Until now, Biden had reaffirmed his unwavering support for Israel and had avoided criticizing the Jewish state for the blockade imposed on Gaza, which has prevented the entry of water, food and medicine since the Hamas attack, despite warnings from the UN about the possibility of a humanitarian crisis.

However, in the interview, the president expressed reluctance about a full-scale occupation of the Gaza Strip.

“I think it would be a big mistake,” Biden told CBS in the interview recorded on Thursday and broadcast this Sunday night.

“What happened in Gaza, in my opinion, is that Hamas and the extreme elements of Hamas do not represent all the Palestinian people. And I think it would be a mistake for Israel to occupy Gaza again,” he stated.

Biden criticizes that extremists in Gaza hide behind civilians

The American president, for his part, considered it necessary to “eliminate the extremists” who are hiding among the civilian population in the Gaza Strip.

The Gaza Strip was administered by Egypt between the armistice of the 1949 Arab-Israeli war and the 1967 Six-Day War, when Israel seized the Sinai, Gaza, West Bank, East Jerusalem and the Syrian Golan Heights.

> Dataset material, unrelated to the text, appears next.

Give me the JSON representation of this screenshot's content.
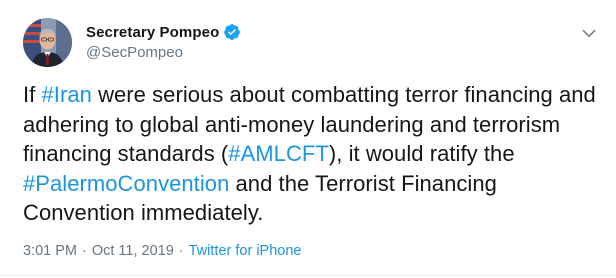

Israel withdrew from Gaza in 2005. The following year, Hamas, considered a terrorist group by several countries (including Israel, the US and the European Union), ran in the 2006 elections and won the majority of seats. of the Palestinian Legislative Council.

Faced with the international threat of sanctions, the Islamist movement accepted a unity government with the president of the Palestinian National Authority (PNA), Mahmoud Abbas.

However, a violent fight in the streets of the Strip between supporters of Hamas and those of the Palestinian president ended with the expulsion of the latter from the enclave.

Hamas began de facto rule in 2007 and since then the territory has been isolated and blocked by land, sea and air by Egypt and Israel. In addition, it depends on the Jewish State for supplies.

The Israeli Army forcibly entered the Gaza Strip in 2009 and 2014, but in both cases it chose not to remain in that territory.